Все это сказано к тому, что писать о Домбровском трудно: он еще и не собран, и не изучен, и даже не издан. Так, лишь в 1988 состоялась первая поэтическая публикация из архива Домбровского, а между тем едва ли хоть кто-либо из слышавших его стихи в авторском исполнении способен их позабыть.

Но умолчать о Домбровском в истории новейшей русской литературы нельзя, и не только оттого, что без «Хранителя древностей» и «Факультета ненужных вещей» в ней образовалась бы невосполнимая лакуна. Юрий Домбровский — один из лучших примеров сопротивления писательского духа плоти политической и социальной реальности, в каком бы виде ни являлась она духу, — в виде страха, соблазна, изнеможения, энтузиазма или философской резиньяции. Сопротивления тем более замечательного, что другой реальности, кроме советской, ленинско-сталинской, Домбровский, в отличие от, скажем, Мандельштама и Ахматовой, не знал. Это не значит, что во всем его наследии нет ни единой фальшивой ноты, — такие ноты неизбежно пробивались у всех, кто жил и писал в одно время с Домбровским (не исключая, кстати, ни Ахматовой, ни Мандельштама); но этическая и художественная однородность обоих романов, т.е. «Хранителя» и «Факультета», из которых первый предназначался для печати, а второй явным образом писался «в стол», поразительна, она свидетельствует о редкой (чтобы не сказать «редчайшей») твердости, неизменности авторской позиции.

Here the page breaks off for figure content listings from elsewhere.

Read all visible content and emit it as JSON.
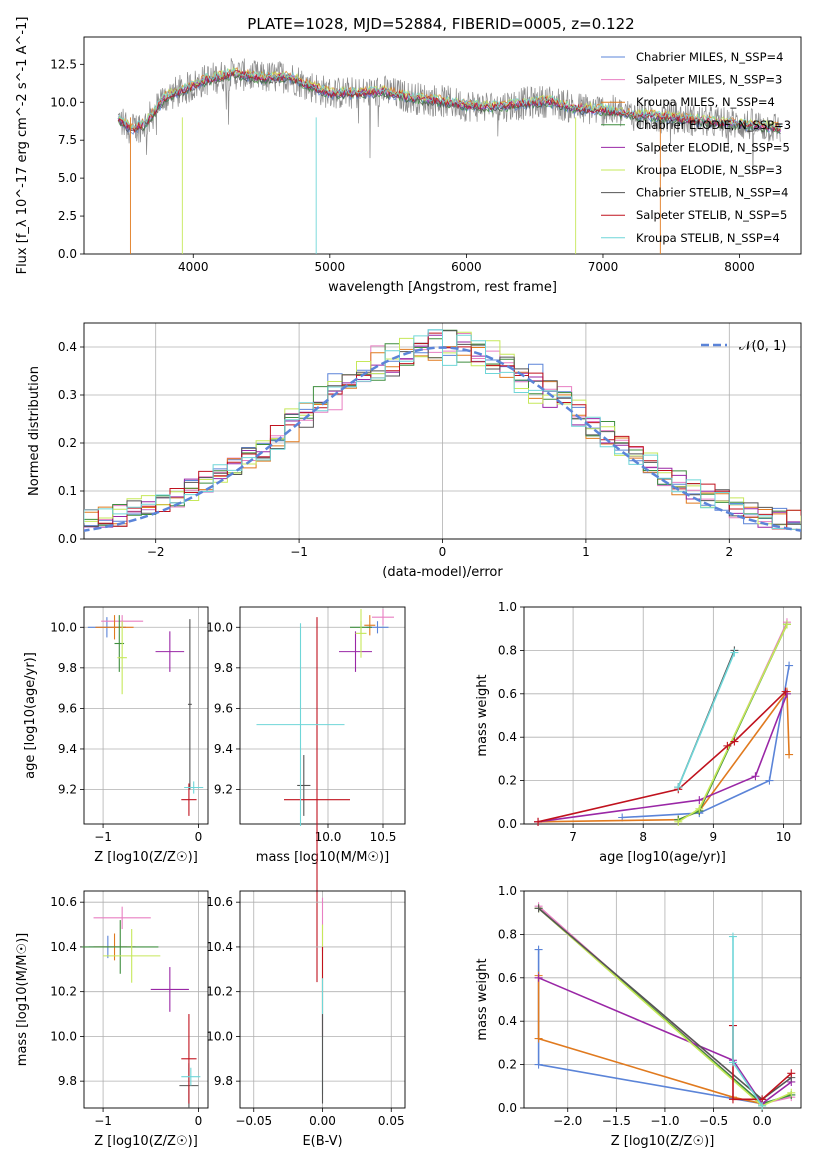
{
  "figure": {
    "title": "PLATE=1028, MJD=52884, FIBERID=0005, z=0.122"
  },
  "colors": {
    "chabrier_miles": "#5b84d8",
    "salpeter_miles": "#e87fc2",
    "kroupa_miles": "#e07a1f",
    "chabrier_elodie": "#3e8e3e",
    "salpeter_elodie": "#9a27a6",
    "kroupa_elodie": "#c6e85a",
    "chabrier_stelib": "#555555",
    "salpeter_stelib": "#c0121e",
    "kroupa_stelib": "#6fd6d8",
    "gaussian": "#5b84d8",
    "grid": "#b0b0b0"
  },
  "chart_data": [
    {
      "id": "spectrum",
      "type": "line",
      "title": "PLATE=1028, MJD=52884, FIBERID=0005, z=0.122",
      "xlabel": "wavelength [Angstrom, rest frame]",
      "ylabel": "Flux [f_λ 10^-17 erg cm^-2 s^-1 A^-1]",
      "xlim": [
        3200,
        8450
      ],
      "ylim": [
        0,
        14.3
      ],
      "xticks": [
        "4000",
        "5000",
        "6000",
        "7000",
        "8000"
      ],
      "yticks": [
        "0.0",
        "2.5",
        "5.0",
        "7.5",
        "10.0",
        "12.5"
      ],
      "grid": false,
      "legend_position": "top-right",
      "legend": [
        "Chabrier MILES, N_SSP=4",
        "Salpeter MILES, N_SSP=3",
        "Kroupa MILES, N_SSP=4",
        "Chabrier ELODIE, N_SSP=3",
        "Salpeter ELODIE, N_SSP=5",
        "Kroupa ELODIE, N_SSP=3",
        "Chabrier STELIB, N_SSP=4",
        "Salpeter STELIB, N_SSP=5",
        "Kroupa STELIB, N_SSP=4"
      ],
      "data_series": {
        "x": [
          3450,
          3550,
          3650,
          3800,
          3950,
          4100,
          4300,
          4500,
          4700,
          4850,
          5000,
          5200,
          5400,
          5600,
          5800,
          6000,
          6200,
          6400,
          6600,
          6800,
          7000,
          7200,
          7500,
          7800,
          8100,
          8300
        ],
        "y": [
          8.9,
          8.2,
          8.6,
          10.4,
          10.9,
          11.5,
          11.9,
          11.6,
          11.7,
          11.1,
          10.6,
          10.6,
          10.7,
          10.3,
          10.1,
          9.8,
          9.7,
          9.9,
          10.1,
          9.6,
          9.5,
          9.2,
          9.0,
          8.7,
          8.5,
          8.3
        ]
      }
    },
    {
      "id": "residuals",
      "type": "line",
      "xlabel": "(data-model)/error",
      "ylabel": "Normed distribution",
      "xlim": [
        -2.5,
        2.5
      ],
      "ylim": [
        0,
        0.45
      ],
      "xticks": [
        "−2",
        "−1",
        "0",
        "1",
        "2"
      ],
      "yticks": [
        "0.0",
        "0.1",
        "0.2",
        "0.3",
        "0.4"
      ],
      "grid": true,
      "legend_position": "top-right",
      "legend": [
        "𝒩(0, 1)"
      ]
    },
    {
      "id": "age_vs_Z",
      "type": "scatter",
      "xlabel": "Z [log10(Z/Z☉)]",
      "ylabel": "age  [log10(age/yr)]",
      "xlim": [
        -1.2,
        0.1
      ],
      "ylim": [
        9.03,
        10.1
      ],
      "xticks": [
        "−1",
        "0"
      ],
      "yticks": [
        "9.2",
        "9.4",
        "9.6",
        "9.8",
        "10.0"
      ],
      "grid": true,
      "points": [
        {
          "x": -0.96,
          "y": 10.0,
          "xerr": 0.2,
          "yerr": 0.05,
          "c": "chabrier_miles"
        },
        {
          "x": -0.8,
          "y": 10.03,
          "xerr": 0.22,
          "yerr": 0.03,
          "c": "salpeter_miles"
        },
        {
          "x": -0.88,
          "y": 10.0,
          "xerr": 0.2,
          "yerr": 0.06,
          "c": "kroupa_miles"
        },
        {
          "x": -0.83,
          "y": 9.92,
          "xerr": 0.05,
          "yerr": 0.14,
          "c": "chabrier_elodie"
        },
        {
          "x": -0.3,
          "y": 9.88,
          "xerr": 0.15,
          "yerr": 0.1,
          "c": "salpeter_elodie"
        },
        {
          "x": -0.8,
          "y": 9.85,
          "xerr": 0.05,
          "yerr": 0.18,
          "c": "kroupa_elodie"
        },
        {
          "x": -0.09,
          "y": 9.62,
          "xerr": 0.02,
          "yerr": 0.42,
          "c": "chabrier_stelib"
        },
        {
          "x": -0.1,
          "y": 9.15,
          "xerr": 0.08,
          "yerr": 0.08,
          "c": "salpeter_stelib"
        },
        {
          "x": -0.05,
          "y": 9.21,
          "xerr": 0.1,
          "yerr": 0.03,
          "c": "kroupa_stelib"
        }
      ]
    },
    {
      "id": "age_vs_mass",
      "type": "scatter",
      "xlabel": "mass [log10(M/M☉)]",
      "ylabel": "",
      "xlim": [
        9.2,
        10.7
      ],
      "ylim": [
        9.03,
        10.1
      ],
      "xticks": [
        "10.0",
        "10.5"
      ],
      "yticks": [
        "9.2",
        "9.4",
        "9.6",
        "9.8",
        "10.0"
      ],
      "grid": true,
      "points": [
        {
          "x": 10.45,
          "y": 10.0,
          "xerr": 0.1,
          "yerr": 0.03,
          "c": "chabrier_miles"
        },
        {
          "x": 10.5,
          "y": 10.05,
          "xerr": 0.1,
          "yerr": 0.04,
          "c": "salpeter_miles"
        },
        {
          "x": 10.38,
          "y": 10.01,
          "xerr": 0.05,
          "yerr": 0.05,
          "c": "kroupa_miles"
        },
        {
          "x": 10.3,
          "y": 10.0,
          "xerr": 0.1,
          "yerr": 0.03,
          "c": "chabrier_elodie"
        },
        {
          "x": 10.25,
          "y": 9.88,
          "xerr": 0.15,
          "yerr": 0.1,
          "c": "salpeter_elodie"
        },
        {
          "x": 10.3,
          "y": 9.97,
          "xerr": 0.05,
          "yerr": 0.12,
          "c": "kroupa_elodie"
        },
        {
          "x": 9.78,
          "y": 9.22,
          "xerr": 0.06,
          "yerr": 0.15,
          "c": "chabrier_stelib"
        },
        {
          "x": 9.9,
          "y": 9.15,
          "xerr": 0.3,
          "yerr": 0.9,
          "c": "salpeter_stelib"
        },
        {
          "x": 9.75,
          "y": 9.52,
          "xerr": 0.4,
          "yerr": 0.5,
          "c": "kroupa_stelib"
        }
      ]
    },
    {
      "id": "mass_weight_vs_age",
      "type": "line",
      "xlabel": "age  [log10(age/yr)]",
      "ylabel": "mass weight",
      "xlim": [
        6.3,
        10.25
      ],
      "ylim": [
        0,
        1.0
      ],
      "xticks": [
        "7",
        "8",
        "9",
        "10"
      ],
      "yticks": [
        "0.0",
        "0.2",
        "0.4",
        "0.6",
        "0.8",
        "1.0"
      ],
      "grid": true,
      "series": [
        {
          "c": "chabrier_miles",
          "x": [
            7.7,
            8.8,
            9.8,
            10.08
          ],
          "y": [
            0.03,
            0.05,
            0.2,
            0.73
          ]
        },
        {
          "c": "salpeter_miles",
          "x": [
            8.5,
            8.8,
            10.05
          ],
          "y": [
            0.02,
            0.06,
            0.93
          ]
        },
        {
          "c": "kroupa_miles",
          "x": [
            6.5,
            8.5,
            8.8,
            10.05,
            10.08
          ],
          "y": [
            0.01,
            0.02,
            0.06,
            0.61,
            0.32
          ]
        },
        {
          "c": "chabrier_elodie",
          "x": [
            8.5,
            8.8,
            10.05
          ],
          "y": [
            0.02,
            0.06,
            0.92
          ]
        },
        {
          "c": "salpeter_elodie",
          "x": [
            6.5,
            8.8,
            9.6,
            10.05
          ],
          "y": [
            0.01,
            0.11,
            0.22,
            0.6
          ]
        },
        {
          "c": "kroupa_elodie",
          "x": [
            8.5,
            8.8,
            10.05
          ],
          "y": [
            0.01,
            0.07,
            0.92
          ]
        },
        {
          "c": "chabrier_stelib",
          "x": [
            8.5,
            9.3
          ],
          "y": [
            0.17,
            0.8
          ]
        },
        {
          "c": "salpeter_stelib",
          "x": [
            6.5,
            8.5,
            9.2,
            9.3,
            10.03
          ],
          "y": [
            0.01,
            0.16,
            0.36,
            0.38,
            0.61
          ]
        },
        {
          "c": "kroupa_stelib",
          "x": [
            8.5,
            9.3
          ],
          "y": [
            0.17,
            0.79
          ]
        }
      ]
    },
    {
      "id": "mass_vs_Z",
      "type": "scatter",
      "xlabel": "Z [log10(Z/Z☉)]",
      "ylabel": "mass [log10(M/M☉)]",
      "xlim": [
        -1.2,
        0.1
      ],
      "ylim": [
        9.68,
        10.65
      ],
      "xticks": [
        "−1",
        "0"
      ],
      "yticks": [
        "9.8",
        "10.0",
        "10.2",
        "10.4",
        "10.6"
      ],
      "grid": true,
      "points": [
        {
          "x": -0.95,
          "y": 10.4,
          "xerr": 0.2,
          "yerr": 0.05,
          "c": "chabrier_miles"
        },
        {
          "x": -0.8,
          "y": 10.53,
          "xerr": 0.3,
          "yerr": 0.05,
          "c": "salpeter_miles"
        },
        {
          "x": -0.88,
          "y": 10.4,
          "xerr": 0.22,
          "yerr": 0.06,
          "c": "kroupa_miles"
        },
        {
          "x": -0.82,
          "y": 10.4,
          "xerr": 0.4,
          "yerr": 0.12,
          "c": "chabrier_elodie"
        },
        {
          "x": -0.3,
          "y": 10.21,
          "xerr": 0.2,
          "yerr": 0.1,
          "c": "salpeter_elodie"
        },
        {
          "x": -0.7,
          "y": 10.36,
          "xerr": 0.3,
          "yerr": 0.12,
          "c": "kroupa_elodie"
        },
        {
          "x": -0.1,
          "y": 9.78,
          "xerr": 0.1,
          "yerr": 0.1,
          "c": "chabrier_stelib"
        },
        {
          "x": -0.1,
          "y": 9.9,
          "xerr": 0.08,
          "yerr": 0.2,
          "c": "salpeter_stelib"
        },
        {
          "x": -0.08,
          "y": 9.82,
          "xerr": 0.1,
          "yerr": 0.04,
          "c": "kroupa_stelib"
        }
      ]
    },
    {
      "id": "mass_vs_ebv",
      "type": "scatter",
      "xlabel": "E(B-V)",
      "ylabel": "",
      "xlim": [
        -0.06,
        0.06
      ],
      "ylim": [
        9.68,
        10.65
      ],
      "xticks": [
        "−0.05",
        "0.00",
        "0.05"
      ],
      "yticks": [
        "9.8",
        "10.0",
        "10.2",
        "10.4",
        "10.6"
      ],
      "grid": true,
      "points": [
        {
          "x": 0.0,
          "y": 10.5,
          "xerr": 0,
          "yerr": 0.12,
          "c": "salpeter_miles"
        },
        {
          "x": 0.0,
          "y": 10.3,
          "xerr": 0,
          "yerr": 0.2,
          "c": "kroupa_elodie"
        },
        {
          "x": 0.0,
          "y": 10.2,
          "xerr": 0,
          "yerr": 0.2,
          "c": "salpeter_stelib"
        },
        {
          "x": 0.0,
          "y": 10.0,
          "xerr": 0,
          "yerr": 0.26,
          "c": "kroupa_stelib"
        },
        {
          "x": 0.0,
          "y": 9.9,
          "xerr": 0,
          "yerr": 0.2,
          "c": "chabrier_stelib"
        }
      ]
    },
    {
      "id": "mass_weight_vs_Z",
      "type": "line",
      "xlabel": "Z [log10(Z/Z☉)]",
      "ylabel": "mass weight",
      "xlim": [
        -2.45,
        0.4
      ],
      "ylim": [
        0,
        1.0
      ],
      "xticks": [
        "−2.0",
        "−1.5",
        "−1.0",
        "−0.5",
        "0.0"
      ],
      "yticks": [
        "0.0",
        "0.2",
        "0.4",
        "0.6",
        "0.8",
        "1.0"
      ],
      "grid": true,
      "series": [
        {
          "c": "chabrier_miles",
          "x": [
            -2.3,
            -2.3,
            0.0,
            0.3
          ],
          "y": [
            0.73,
            0.2,
            0.02,
            0.06
          ]
        },
        {
          "c": "salpeter_miles",
          "x": [
            -2.3,
            0.0,
            0.3
          ],
          "y": [
            0.93,
            0.02,
            0.05
          ]
        },
        {
          "c": "kroupa_miles",
          "x": [
            -2.3,
            -2.3,
            -0.3,
            0.0
          ],
          "y": [
            0.61,
            0.32,
            0.05,
            0.02
          ]
        },
        {
          "c": "chabrier_elodie",
          "x": [
            -2.3,
            0.0,
            0.3
          ],
          "y": [
            0.92,
            0.02,
            0.06
          ]
        },
        {
          "c": "salpeter_elodie",
          "x": [
            -2.3,
            -0.3,
            0.0,
            0.3
          ],
          "y": [
            0.6,
            0.22,
            0.02,
            0.12
          ]
        },
        {
          "c": "kroupa_elodie",
          "x": [
            -2.3,
            0.0,
            0.3
          ],
          "y": [
            0.92,
            0.01,
            0.07
          ]
        },
        {
          "c": "chabrier_stelib",
          "x": [
            -2.3,
            0.0,
            0.3
          ],
          "y": [
            0.92,
            0.04,
            0.14
          ]
        },
        {
          "c": "salpeter_stelib",
          "x": [
            -0.3,
            -0.3,
            0.0,
            0.3
          ],
          "y": [
            0.38,
            0.04,
            0.04,
            0.16
          ]
        },
        {
          "c": "kroupa_stelib",
          "x": [
            -0.3,
            -0.3,
            0.0
          ],
          "y": [
            0.79,
            0.21,
            0.01
          ]
        }
      ]
    }
  ]
}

Об этой позиции и пойдет, по преимуществу, речь в настоящем очерке.

 

Домбровский родился и умер в Москве, но дилогия об «историке по Риму» (ФН, 11125 ) Георгии Николаевиче Зыбине местом действия имеет Казахстан, Алма-Ату. Этот город Домбровский прекрасно знал и любил, хотя попал туда далеко не по доброй воле: в 1932 году26  он был сослан в столицу Казахстана на три года, которые растянулись на без малого тридцать, с двумя многолетними перерывами — лагерными перерывами (Колыма: 1939–1943 и Тайшет: 1949–195527 ). Тридцать без малого лет ссылки и лагеря — вполне достаточное объяснение небольшого объема творческого наследия Юрия Домбровского. Впрочем, писать он не переставал никогда: кроме стихов, разнообразных, в том числе критических и литературоведческих, статей, а также переводов, были созданы еще два романа и цикл из трех повестей. Первым по времени был неоконченный роман (повесть, по авторскому определению) «Державин» (1939), не столько беллетризованная биография, сколько попытка осмыслить судьбу и место поэта в тисках жизни. Вторым — роман «Обезьяна приходит за своим черепом» (1943–1958), остросюжетное повествование на материале нацистской оккупации Западной Европы и «холодной войны», писавшееся или хотя бы обдумывавшееся отчасти (как видно из дат) и в лагерные годы. При совпадении с казенной идеологией в деталях (герои-коммунисты, мечты о «светлом будущем» типа Города Солнца à la Томмазо Кампанелла и т. п.), совершенно очевидно, что главное в замысле — это насилие Государства над личностью, государственной Идеи — над истиной, грубой силы («дубины») — над культурой. Иначе говоря, персональный и социальный опыт ссыльного, каторжника формирует творческую биографию писателя. Цикл малых повестей (автор назвал их, в конечном счете, новеллами) «Смуглая леди. Три новеллы о Шекспире» был напечатан в 1969-м и, вероятно (точных сведений пока нет), складывался параллельно с работой над «Факультетом». Домбровский возвратился к проблематике первого своего романа — к судьбе художника, и в участи Шекспира нам видятся отблески того, что пережил и перечувствовал русский писатель: чужая великая биография как бы «примеривается» на свою. (Вот, скажем: «…Огромная и пристальная ясность и беспощадность его существования…»28 — здесь каждое слово приложимо к «существованию» Юрия Домбровского.)29

Такая своеобразная, косвенная автобиографичность станет прямою и непосредственною в дилогии о Зыбине. В предварении к новомирской публикации «Факультета» Фазиль Искандер сообщает: «Юрий Домбровский часто повторял: я решил ничего не выдумывать: я решил описать то, что знаю лучше всех… я решил описать свою жизнь… никто ее не знает лучше меня…»30 .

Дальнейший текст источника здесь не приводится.